Двенадцать дней, назначенных себе Брабаном в качестве отсрочки отъезда, постепенно превратились в двенадцать недель, потом в двенадцать месяцев, и дело кончилось двенадцатью годами. Разбойник с большой дороги стал парижским бродягой и одним из главных столпов, поддерживавших «храм» квартала Птит-Фламб. Ни один ворюга и грабитель из Двора Чудес не мог похвалиться такой, как у него, ловкостью, таким нюхом, такой удачливостью. Иными словами, бывший рейтар стал опасным бандитом.
Когда, уже при Генрихе II, Гаэтан де Роншероль в благодарность за оказанные им тайные услуги был назначен королем на завидную должность парижского великого прево, первой заботой нового судьи стала попытка раз и навсегда избавить столицу Франции от разбойника, погоня за которым просто вгоняла в пот ночные патрули. По приготовлениям, которые стали очень заметны, по движению солдат, наводнявших город, Брабан понял, что дела его могут стать очень плохи.
— Мирто, — сказал он, — мне кажется, королевские веревочники как раз принялись готовить самый лучший пеньковый галстук, какой только можно придумать для шеи такого бравого и достойного бродяги, как я. Но я — парень скромный, и мне ни к чему такие почести, Мирто. Я предпочитаю держать свою шею подальше от этой орденской ленты. Хотя бы на несколько сотен лье.
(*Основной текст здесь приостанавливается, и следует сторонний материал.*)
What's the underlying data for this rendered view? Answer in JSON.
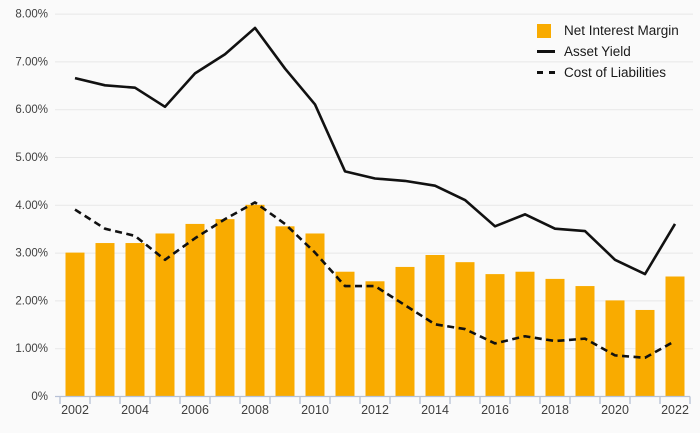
{
  "chart_data": {
    "type": "combo",
    "categories": [
      "2002",
      "2003",
      "2004",
      "2005",
      "2006",
      "2007",
      "2008",
      "2009",
      "2010",
      "2011",
      "2012",
      "2013",
      "2014",
      "2015",
      "2016",
      "2017",
      "2018",
      "2019",
      "2020",
      "2021",
      "2022"
    ],
    "series": [
      {
        "name": "Net Interest Margin",
        "type": "bar",
        "color": "#F9AB00",
        "values": [
          3.0,
          3.2,
          3.2,
          3.4,
          3.6,
          3.7,
          4.0,
          3.55,
          3.4,
          2.6,
          2.4,
          2.7,
          2.95,
          2.8,
          2.55,
          2.6,
          2.45,
          2.3,
          2.0,
          1.8,
          2.5
        ]
      },
      {
        "name": "Asset Yield",
        "type": "line",
        "style": "solid",
        "color": "#111111",
        "values": [
          6.65,
          6.5,
          6.45,
          6.05,
          6.75,
          7.15,
          7.7,
          6.85,
          6.1,
          4.7,
          4.55,
          4.5,
          4.4,
          4.1,
          3.55,
          3.8,
          3.5,
          3.45,
          2.85,
          2.55,
          3.6
        ]
      },
      {
        "name": "Cost of Liabilities",
        "type": "line",
        "style": "dashed",
        "color": "#111111",
        "values": [
          3.9,
          3.5,
          3.35,
          2.85,
          3.3,
          3.7,
          4.05,
          3.6,
          3.0,
          2.3,
          2.3,
          1.9,
          1.5,
          1.4,
          1.1,
          1.25,
          1.15,
          1.2,
          0.85,
          0.8,
          1.15
        ]
      }
    ],
    "ylim": [
      0,
      8
    ],
    "ytick_step": 1,
    "ytick_labels": [
      "0%",
      "1.00%",
      "2.00%",
      "3.00%",
      "4.00%",
      "5.00%",
      "6.00%",
      "7.00%",
      "8.00%"
    ],
    "xtick_labels": [
      "2002",
      "2004",
      "2006",
      "2008",
      "2010",
      "2012",
      "2014",
      "2016",
      "2018",
      "2020",
      "2022"
    ],
    "xtick_step": 2,
    "grid": "horizontal",
    "legend_position": "top-right"
  },
  "colors": {
    "background": "#fafafa",
    "grid": "#e7e7e7",
    "axis": "#b7c1d6",
    "tick_text": "#3f3f3f",
    "bar": "#F9AB00",
    "line": "#111111"
  }
}
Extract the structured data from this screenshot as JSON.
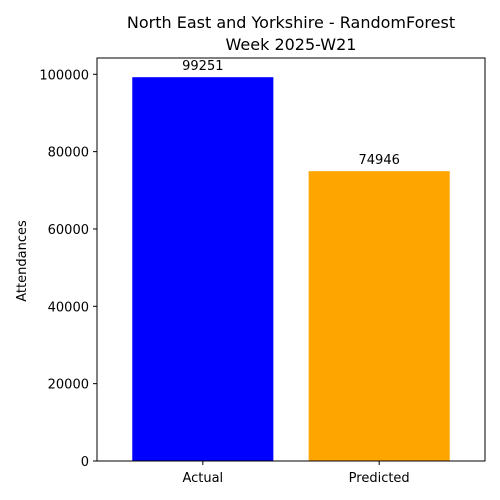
{
  "chart_data": {
    "type": "bar",
    "title_line1": "North East and Yorkshire - RandomForest",
    "title_line2": "Week 2025-W21",
    "xlabel": "",
    "ylabel": "Attendances",
    "categories": [
      "Actual",
      "Predicted"
    ],
    "values": [
      99251,
      74946
    ],
    "colors": [
      "#0000ff",
      "#ffa500"
    ],
    "ylim": [
      0,
      104213
    ],
    "yticks": [
      0,
      20000,
      40000,
      60000,
      80000,
      100000
    ],
    "grid": false
  }
}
Что скажешь на это, девочка?
Note15
Дословный перевод названия квартала: «Маленькая шпага с гофрированным клинком». (Примеч. пер.)
Note16
Фрина — греческая куртизанка, любовница Праксителя, которую он часто использовал как модель из-за ее неземной красоты. (Примеч. пер.)
Note17
Руаяль (правильнее — Рояль) — прозвище, данное Мирто и Брабаном сыну Нострадамуса, в переводе означает «королевский». (Примеч. пер.)